Let’s phase out the individual components and observe how robust and resilient the fault tolerant system is. Let’s say I just cut off the handset cable in the wreck. Nothing is happening, I still have a second handset that shows me all the data and I am able to control the whole device. In addition, water does not leak into the device, because the cables are protected by watertight partitions on all inputs and outputs.

Oops, I broke the second handset against a rock. Still, nothing is happening. All the sensors work and I am able to read the ppO₂ from the HUD. One of the batteries is exhausted/failed. This means the loss of one CU. But, I still have two oxygen sensors and therefore two O₂ sensors, depth sensors, a solenoid. I can still continue on the unit and return safely to the surface without any need to intervene.

How To Make A System Fault Tolerant

The fault tolerant rebreather design consists of three basic parts:

1. A robust software solution

2. Hardware redundancy

3. A fault detection system

Complex software for modern CCRs consists of individual software modules. The software modules (tasks) are: ppO₂ measurement, ambient pressure measurement, ppO₂ regulation, decompression calculation, and the user interface. Which of these components probably experiences the most errors? Of course, every software engineer sees it right away; it’s the user interface—the most complex part of almost any software. What’s with that?

The solution is simple. We separate the user interface into another hardware-separated unit, i.e., a handset.
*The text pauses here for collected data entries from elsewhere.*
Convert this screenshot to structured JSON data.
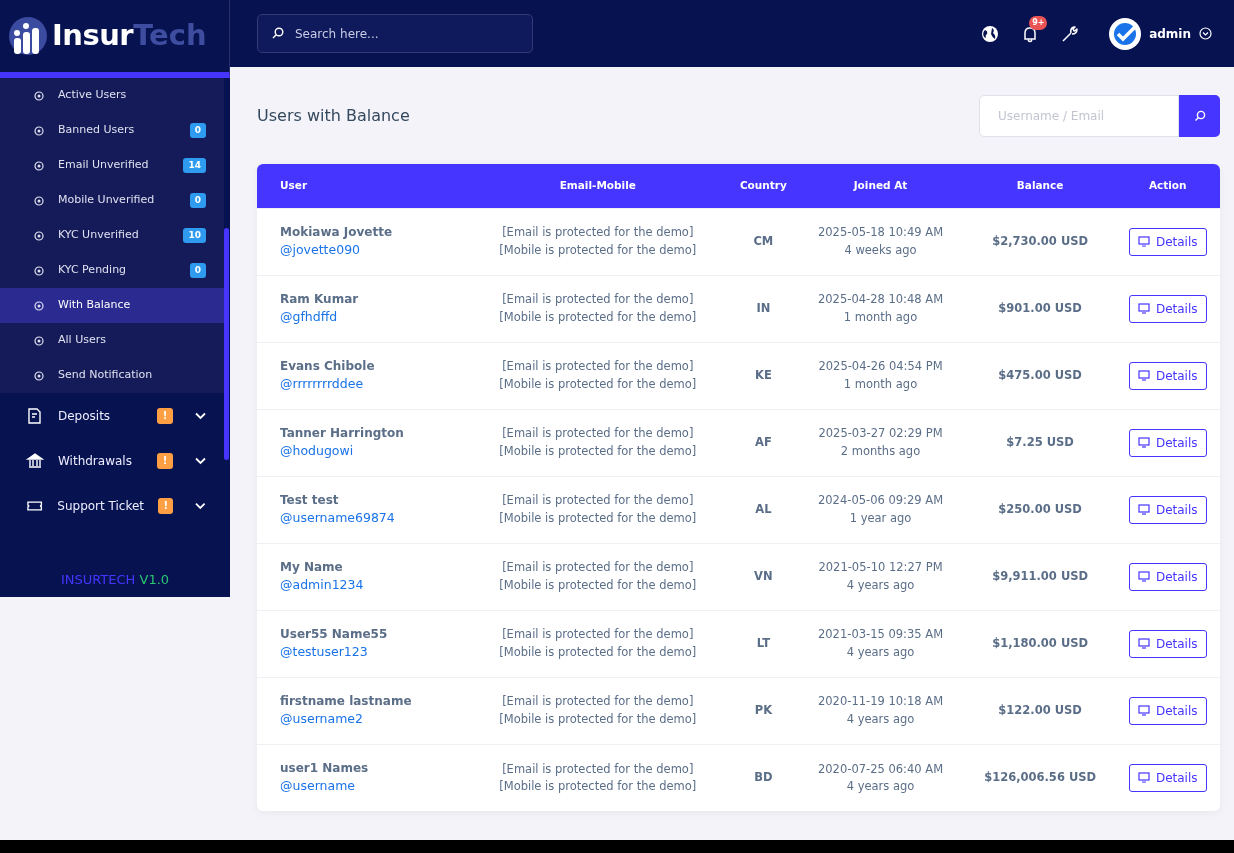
{
  "brand": {
    "logo_text": "Insur",
    "logo_accent": "Tech"
  },
  "sidebar": {
    "submenu": [
      {
        "label": "Active Users",
        "selected": false
      },
      {
        "label": "Banned Users",
        "badge": "0",
        "selected": false
      },
      {
        "label": "Email Unverified",
        "badge": "14",
        "selected": false
      },
      {
        "label": "Mobile Unverified",
        "badge": "0",
        "selected": false
      },
      {
        "label": "KYC Unverified",
        "badge": "10",
        "selected": false
      },
      {
        "label": "KYC Pending",
        "badge": "0",
        "selected": false
      },
      {
        "label": "With Balance",
        "selected": true
      },
      {
        "label": "All Users",
        "selected": false
      },
      {
        "label": "Send Notification",
        "selected": false
      }
    ],
    "menu": [
      {
        "label": "Deposits",
        "kind": "deposit",
        "badge": "!"
      },
      {
        "label": "Withdrawals",
        "kind": "bank",
        "badge": "!"
      },
      {
        "label": "Support Ticket",
        "kind": "ticket",
        "badge": "!"
      }
    ],
    "version": {
      "name": "INSURTECH",
      "number": "V1.0"
    }
  },
  "topbar": {
    "search": {
      "placeholder": "Search here..."
    },
    "notification_count": "9+",
    "user": "admin"
  },
  "page": {
    "title": "Users with Balance",
    "search": {
      "placeholder": "Username / Email"
    }
  },
  "table": {
    "columns": [
      "User",
      "Email-Mobile",
      "Country",
      "Joined At",
      "Balance",
      "Action"
    ],
    "rows": [
      {
        "name": "Mokiawa Jovette",
        "username": "@jovette090",
        "email": "[Email is protected for the demo]",
        "mobile": "[Mobile is protected for the demo]",
        "country": "CM",
        "joined": "2025-05-18 10:49 AM",
        "ago": "4 weeks ago",
        "balance": "$2,730.00 USD",
        "action": "Details"
      },
      {
        "name": "Ram Kumar",
        "username": "@gfhdffd",
        "email": "[Email is protected for the demo]",
        "mobile": "[Mobile is protected for the demo]",
        "country": "IN",
        "joined": "2025-04-28 10:48 AM",
        "ago": "1 month ago",
        "balance": "$901.00 USD",
        "action": "Details"
      },
      {
        "name": "Evans Chibole",
        "username": "@rrrrrrrrddee",
        "email": "[Email is protected for the demo]",
        "mobile": "[Mobile is protected for the demo]",
        "country": "KE",
        "joined": "2025-04-26 04:54 PM",
        "ago": "1 month ago",
        "balance": "$475.00 USD",
        "action": "Details"
      },
      {
        "name": "Tanner Harrington",
        "username": "@hodugowi",
        "email": "[Email is protected for the demo]",
        "mobile": "[Mobile is protected for the demo]",
        "country": "AF",
        "joined": "2025-03-27 02:29 PM",
        "ago": "2 months ago",
        "balance": "$7.25 USD",
        "action": "Details"
      },
      {
        "name": "Test test",
        "username": "@username69874",
        "email": "[Email is protected for the demo]",
        "mobile": "[Mobile is protected for the demo]",
        "country": "AL",
        "joined": "2024-05-06 09:29 AM",
        "ago": "1 year ago",
        "balance": "$250.00 USD",
        "action": "Details"
      },
      {
        "name": "My Name",
        "username": "@admin1234",
        "email": "[Email is protected for the demo]",
        "mobile": "[Mobile is protected for the demo]",
        "country": "VN",
        "joined": "2021-05-10 12:27 PM",
        "ago": "4 years ago",
        "balance": "$9,911.00 USD",
        "action": "Details"
      },
      {
        "name": "User55 Name55",
        "username": "@testuser123",
        "email": "[Email is protected for the demo]",
        "mobile": "[Mobile is protected for the demo]",
        "country": "LT",
        "joined": "2021-03-15 09:35 AM",
        "ago": "4 years ago",
        "balance": "$1,180.00 USD",
        "action": "Details"
      },
      {
        "name": "firstname lastname",
        "username": "@username2",
        "email": "[Email is protected for the demo]",
        "mobile": "[Mobile is protected for the demo]",
        "country": "PK",
        "joined": "2020-11-19 10:18 AM",
        "ago": "4 years ago",
        "balance": "$122.00 USD",
        "action": "Details"
      },
      {
        "name": "user1 Names",
        "username": "@username",
        "email": "[Email is protected for the demo]",
        "mobile": "[Mobile is protected for the demo]",
        "country": "BD",
        "joined": "2020-07-25 06:40 AM",
        "ago": "4 years ago",
        "balance": "$126,006.56 USD",
        "action": "Details"
      }
    ]
  }
}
It communicates with the rest of the system, i.e., with the control unit via the bus, in a fixed, formal, precisely defined manner. In the event of a fault, it only stops working, but the vital core of the system goes on (Fig.4).

Because the control unit (CU) does not include a user interface, it can be programmatically divided into small, simple modules that are easier to verify.
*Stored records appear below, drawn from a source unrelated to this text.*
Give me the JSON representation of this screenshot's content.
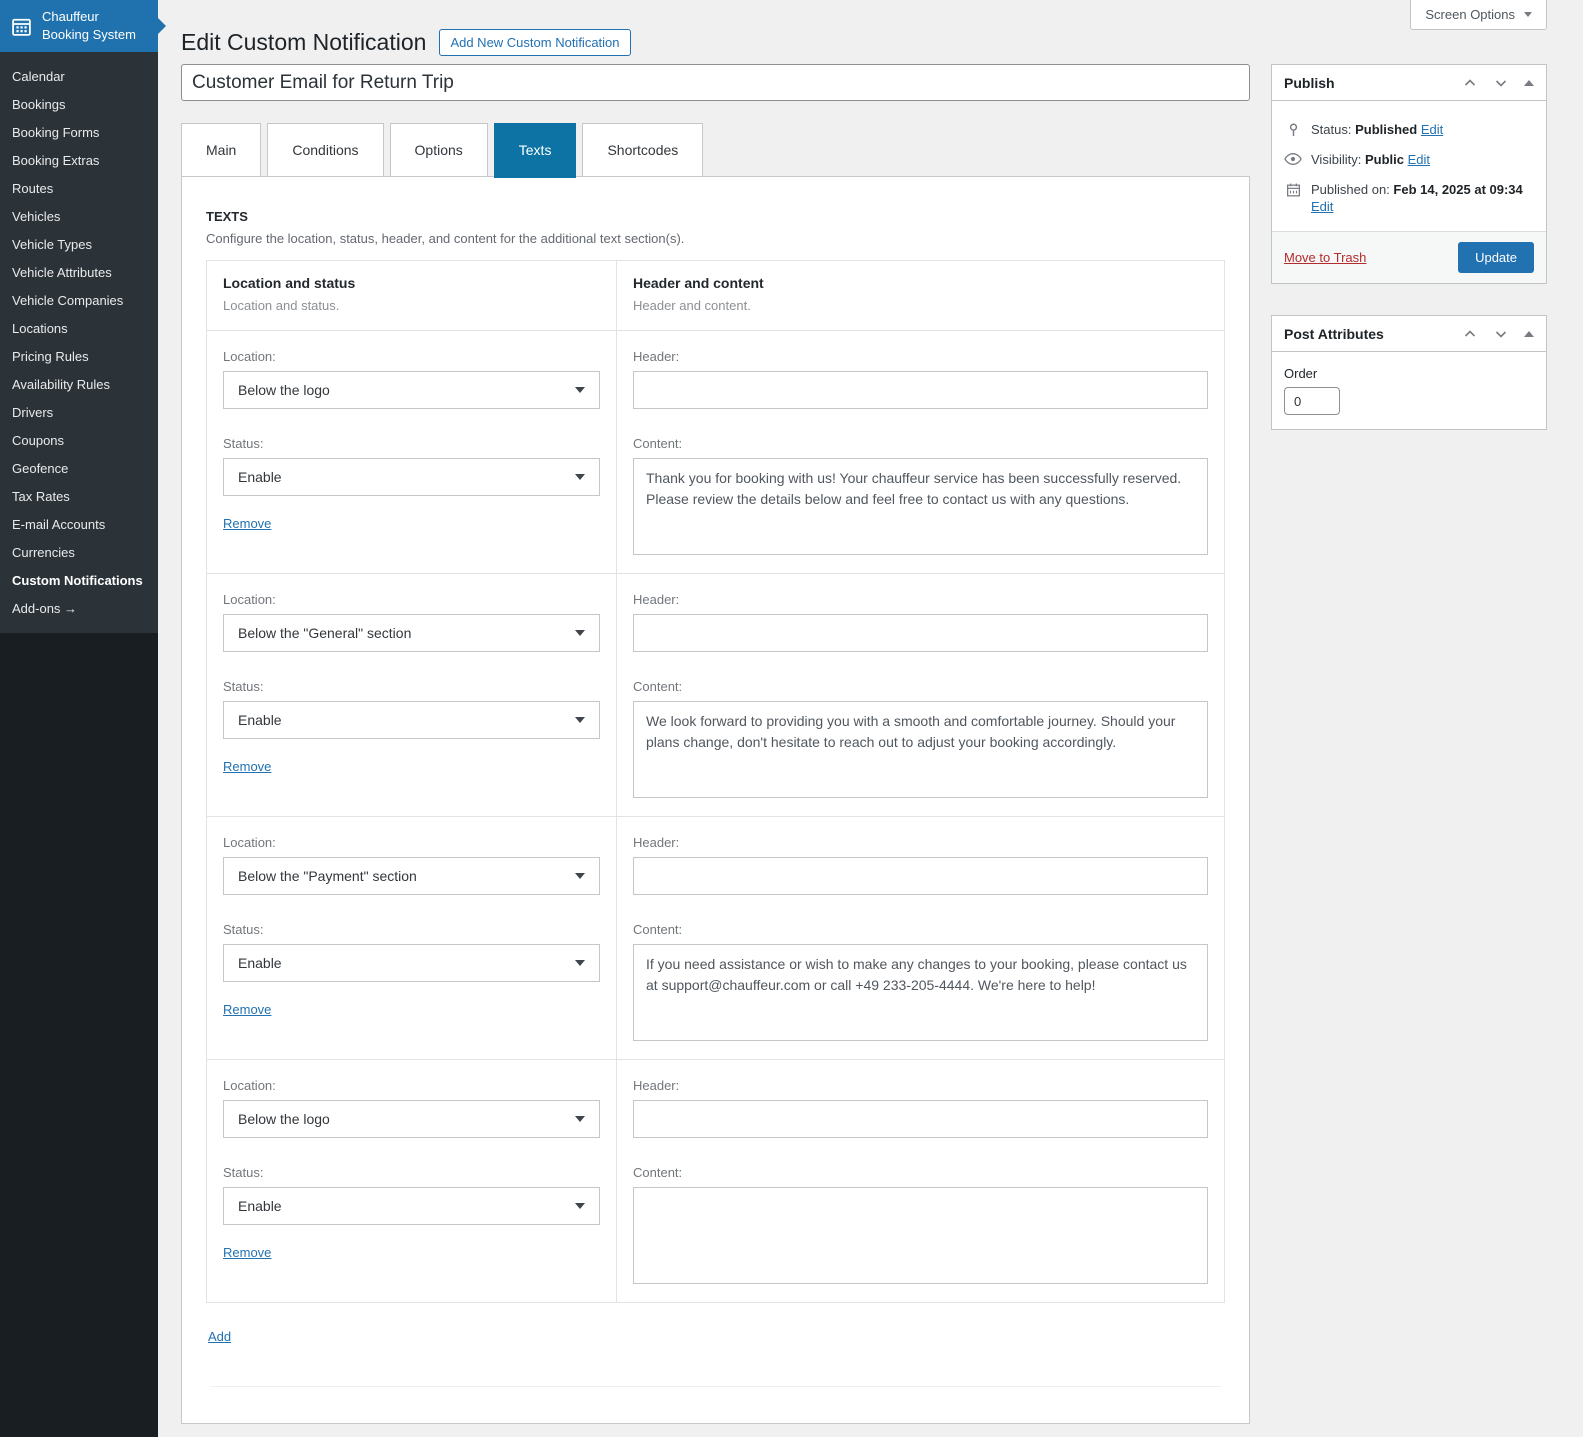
{
  "colors": {
    "accent_blue": "#2271b1",
    "active_tab_blue": "#0c73a4",
    "brand_header_blue": "#1f72ae",
    "sidebar_bg": "#2c3338",
    "sidebar_bg_dark": "#191e23",
    "trash_red": "#b32d2e",
    "page_bg": "#f0f0f1"
  },
  "icons": {
    "brand": "calendar-icon",
    "status": "pin-icon",
    "visibility": "eye-icon",
    "published_on": "calendar-icon",
    "selects": "chevron-down-icon",
    "screen_options": "chevron-down-icon",
    "postbox_controls": [
      "chevron-up-icon",
      "chevron-down-icon",
      "triangle-up-icon"
    ]
  },
  "sidebar": {
    "brand": {
      "line1": "Chauffeur",
      "line2": "Booking System"
    },
    "items": [
      "Calendar",
      "Bookings",
      "Booking Forms",
      "Booking Extras",
      "Routes",
      "Vehicles",
      "Vehicle Types",
      "Vehicle Attributes",
      "Vehicle Companies",
      "Locations",
      "Pricing Rules",
      "Availability Rules",
      "Drivers",
      "Coupons",
      "Geofence",
      "Tax Rates",
      "E-mail Accounts",
      "Currencies",
      "Custom Notifications",
      "Add-ons →"
    ],
    "active_item": "Custom Notifications"
  },
  "header": {
    "title": "Edit Custom Notification",
    "add_new_button": "Add New Custom Notification",
    "screen_options": "Screen Options"
  },
  "editor": {
    "post_title": "Customer Email for Return Trip"
  },
  "tabs": [
    {
      "label": "Main",
      "active": false
    },
    {
      "label": "Conditions",
      "active": false
    },
    {
      "label": "Options",
      "active": false
    },
    {
      "label": "Texts",
      "active": true
    },
    {
      "label": "Shortcodes",
      "active": false
    }
  ],
  "texts_tab": {
    "section_title": "TEXTS",
    "section_description": "Configure the location, status, header, and content for the additional text section(s).",
    "columns": {
      "left": {
        "title": "Location and status",
        "subtitle": "Location and status."
      },
      "right": {
        "title": "Header and content",
        "subtitle": "Header and content."
      }
    },
    "labels": {
      "location": "Location:",
      "status": "Status:",
      "header": "Header:",
      "content": "Content:",
      "remove": "Remove",
      "add": "Add"
    },
    "rows": [
      {
        "location": "Below the logo",
        "status": "Enable",
        "header": "",
        "content": "Thank you for booking with us! Your chauffeur service has been successfully reserved. Please review the details below and feel free to contact us with any questions."
      },
      {
        "location": "Below the \"General\" section",
        "status": "Enable",
        "header": "",
        "content": "We look forward to providing you with a smooth and comfortable journey. Should your plans change, don't hesitate to reach out to adjust your booking accordingly."
      },
      {
        "location": "Below the \"Payment\" section",
        "status": "Enable",
        "header": "",
        "content": "If you need assistance or wish to make any changes to your booking, please contact us at support@chauffeur.com or call +49 233-205-4444. We're here to help!"
      },
      {
        "location": "Below the logo",
        "status": "Enable",
        "header": "",
        "content": ""
      }
    ]
  },
  "publish": {
    "title": "Publish",
    "status_label": "Status:",
    "status_value": "Published",
    "visibility_label": "Visibility:",
    "visibility_value": "Public",
    "published_label": "Published on:",
    "published_value": "Feb 14, 2025 at 09:34",
    "edit_label": "Edit",
    "move_to_trash": "Move to Trash",
    "update_button": "Update"
  },
  "post_attributes": {
    "title": "Post Attributes",
    "order_label": "Order",
    "order_value": "0"
  }
}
The second principle is hardware redundancy. For hardware redundancy to really work as fault tolerant, it requires a sophisticated system.

Figure 5 shows a primitive rebreather without redundancy. One mistake is enough and it is inoperative (Fig.5).

*Fig.5: A control unit, sensor and solenoid*

We improve the system by placing three oxygen sensors. In addition to these, we connect a backup monitoring system, and the battery is doubled (Fig.6).

Figure 7 shows another improvement: a separate oxygen sensor for backup. As in the previous case, the backup is short-circuit-proof on the measuring bus (Fig.7), all of which combine to form a fail-safe system. If any one element fails, it may not necessarily remain functional, but we will immediately learn about the problem and go to the bailout.

Further improvements: everything is completely doubled. In case of any one fault, the system remains functional (Fig.8). In this case, we can already talk about a fault tolerant system.

Third principle: a fault detection system? If I only have two oxygen sensors (Fig. 9) in each part of the system, it is not possible to automatically evaluate which one is defective (but a diver can decide manually because he or she sees all four sensors). How do we solve the problem?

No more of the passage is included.